Issues in Science and Technology Librarianship
Management of bibliographic and web references for many researchers is the closest thing to knowledge management they will ever do. This article describes ShaRef, a new approach to reference management that focuses on the user and enhances traditional reference management approaches with collaboration features and lightweight knowledge management. While this is primarily targeted at providing individual users and user groups with a better tool, it also creates a new and interesting link to libraries, because of the features that enable users to go from their own references directly to the library through the use of OpenURL. Thus, libraries must adjust to these new types of users, who are using new technologies to access a library.In the context of libraries, a "reference desk" and "reference services" usually refer to library employees helping library users find library resources. For most researchers, however, a "reference" is something more abstract: a pointer such as a bibliography entry pointing to a resource such as a journal article. Library references, on the other hand, often are required to help library users to convert very fuzzy references into more concrete references, which then point to actual resources. Thus it could be argued that the "human references" cover a much wider area of locating actual resources, but nevertheless this article concentrates on the abstract references and their management.
Looking up "reference" in the dictionary, one finds, among other entries, "one referred to or consulted," and "something that refers." We will concentrate on the latter definition of a reference as an abstract entity, arguing that most researchers routinely collect references as part of their personal -- rather lightweight -- knowledge management. We present some statistics gathered through a university-wide survey at ETH Zürich, and then present a system which is currently being developed, aimed at bringing together the references collected by researchers, groupware aspects of collaboration among researchers, and the traditional library world.
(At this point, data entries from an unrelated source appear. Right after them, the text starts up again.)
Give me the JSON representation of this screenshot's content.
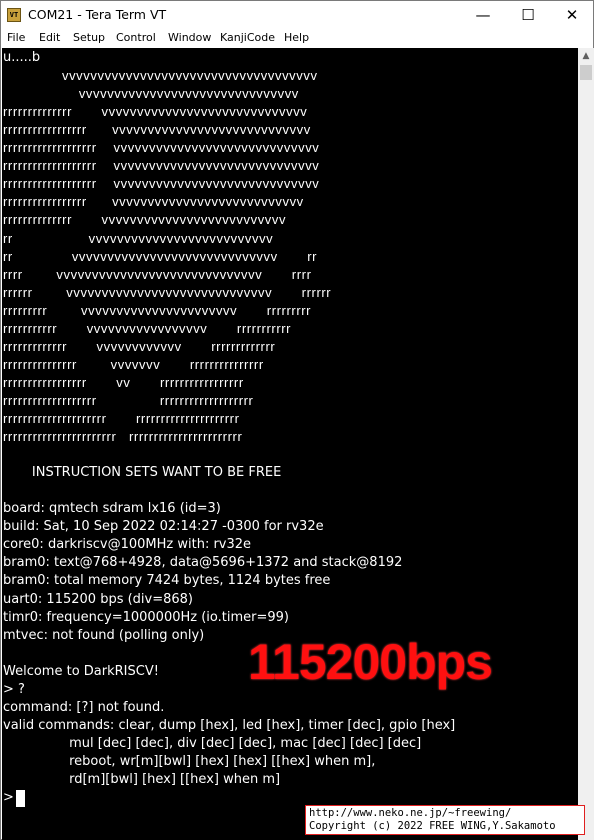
{
  "window": {
    "title": "COM21 - Tera Term VT",
    "icon_label": "VT",
    "controls": {
      "minimize": "—",
      "maximize": "☐",
      "close": "✕"
    }
  },
  "menu": [
    "File",
    "Edit",
    "Setup",
    "Control",
    "Window",
    "KanjiCode",
    "Help"
  ],
  "terminal": {
    "lines": [
      "u.....b",
      "              vvvvvvvvvvvvvvvvvvvvvvvvvvvvvvvvvvvv",
      "                  vvvvvvvvvvvvvvvvvvvvvvvvvvvvvvv",
      "rrrrrrrrrrrrrr       vvvvvvvvvvvvvvvvvvvvvvvvvvvvv",
      "rrrrrrrrrrrrrrrrr      vvvvvvvvvvvvvvvvvvvvvvvvvvvv",
      "rrrrrrrrrrrrrrrrrrr    vvvvvvvvvvvvvvvvvvvvvvvvvvvvv",
      "rrrrrrrrrrrrrrrrrrr    vvvvvvvvvvvvvvvvvvvvvvvvvvvvv",
      "rrrrrrrrrrrrrrrrrrr    vvvvvvvvvvvvvvvvvvvvvvvvvvvvv",
      "rrrrrrrrrrrrrrrrr      vvvvvvvvvvvvvvvvvvvvvvvvvvv",
      "rrrrrrrrrrrrrr       vvvvvvvvvvvvvvvvvvvvvvvvvv",
      "rr                  vvvvvvvvvvvvvvvvvvvvvvvvvv",
      "rr              vvvvvvvvvvvvvvvvvvvvvvvvvvvvv       rr",
      "rrrr        vvvvvvvvvvvvvvvvvvvvvvvvvvvvv       rrrr",
      "rrrrrr        vvvvvvvvvvvvvvvvvvvvvvvvvvvvv       rrrrrr",
      "rrrrrrrrr        vvvvvvvvvvvvvvvvvvvvvv       rrrrrrrrr",
      "rrrrrrrrrrr       vvvvvvvvvvvvvvvvv       rrrrrrrrrrr",
      "rrrrrrrrrrrrr       vvvvvvvvvvvv       rrrrrrrrrrrrr",
      "rrrrrrrrrrrrrrr        vvvvvvv       rrrrrrrrrrrrrrr",
      "rrrrrrrrrrrrrrrrr       vv       rrrrrrrrrrrrrrrrr",
      "rrrrrrrrrrrrrrrrrrr               rrrrrrrrrrrrrrrrrrr",
      "rrrrrrrrrrrrrrrrrrrrr       rrrrrrrrrrrrrrrrrrrrr",
      "rrrrrrrrrrrrrrrrrrrrrrr   rrrrrrrrrrrrrrrrrrrrrrr",
      "",
      "       INSTRUCTION SETS WANT TO BE FREE",
      "",
      "board: qmtech sdram lx16 (id=3)",
      "build: Sat, 10 Sep 2022 02:14:27 -0300 for rv32e",
      "core0: darkriscv@100MHz with: rv32e",
      "bram0: text@768+4928, data@5696+1372 and stack@8192",
      "bram0: total memory 7424 bytes, 1124 bytes free",
      "uart0: 115200 bps (div=868)",
      "timr0: frequency=1000000Hz (io.timer=99)",
      "mtvec: not found (polling only)",
      "",
      "Welcome to DarkRISCV!",
      "> ?",
      "command: [?] not found.",
      "valid commands: clear, dump [hex], led [hex], timer [dec], gpio [hex]",
      "                mul [dec] [dec], div [dec] [dec], mac [dec] [dec] [dec]",
      "                reboot, wr[m][bwl] [hex] [hex] [[hex] when m],",
      "                rd[m][bwl] [hex] [[hex] when m]",
      "> "
    ]
  },
  "overlay": {
    "bps_label": "115200bps",
    "credit_line1": "http://www.neko.ne.jp/~freewing/",
    "credit_line2": "Copyright (c) 2022 FREE WING,Y.Sakamoto"
  },
  "colors": {
    "terminal_bg": "#000000",
    "terminal_fg": "#ffffff",
    "overlay_red": "#ff1010"
  }
}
Surprisingly, when looking into how people manage their reference collections, we found that most of this is done using rather simple tools such as BibTeX or EndNote (over 60% of all respondents used BibTeX or EndNote). While these tools are appropriate for the task of compiling bibliographic entries for inclusion in documents, they have not been built for tasks going beyond this, such as cross-linking references and extending the basic reference model with additional information. A review of the literature showed that libraries, on the other hand, are not very interested in individual users collecting their own references, because from the libraries' point of view, a library catalog compiled and maintained by trained catalogers is far superior to anything an individual user could ever create. It is interesting to note that EndNote supports this library-centered view of the world by integrating library access through Z39.50, enabling EndNote users to import library catalog records with the click of a button.
The ShaRef vision, on the other hand, is to create a tool and an environment with the individual user as the central and most important entity. If the references are less perfect than a complete MARC record, this should not be a problem, as long as the information is sufficient for the individual user's knowledge management requirements. However, the challenging part for the project is to provide as many links to the outside world as possible by implementing sharing functionality with other users (via ShaRef or via web-based publishing), and by providing back-links to a library through OpenURL technology, which enables users to easily find resources in their preferred library.
This, however, is going to change, as the boundaries between traditional publishing and web-based information resources are slowly but surely disappearing. Traditional publishing material is made more web-compatible by assigning Digital Object Identifiers (DOIs), and an increasing number of high-quality and peer-reviewed publications are available online only. Thus, reference management solutions designed for the future should not make the increasingly artificial distinction between traditional publishing and web-based publishing. One thing, however, that should be taken into account is the much shorter average life span of a web-based resource; tools must take this into account and provide appropriate functionality such as caching and automatic link checking. After all, a broken link is not significantly different than a reference to a book that has gone out of print; both refer to resources that cannot be easily retrieved, even though they may have been archived somewhere.
ShaRef's goal is to take reference management to a level that makes it easy to seamlessly integrate bibliographic and web references. This not only reflects the changing world of publishing, it also makes it easier to manage all references uniformly, so that ShaRef's knowledge management capabilities can be used across all types of references.
Keywords can be used to identify concepts that should be referenced within ShaRef. For example, keywords could be used to index a paper based on its subject. ShaRef makes no attempt to define a given keyword vocabulary, or to structure keywords in any way, so keywords are simply an unstructured set of named concepts that can be referenced throughout ShaRef. Thus, more advanced concepts of structuring keywords such as ontologies (Bechhofer 2004) are not supported by ShaRef, but it is possible to use such a structure as an overlay over ShaRef's keywords and thus connect ShaRef's keywords with an externally defined ontology.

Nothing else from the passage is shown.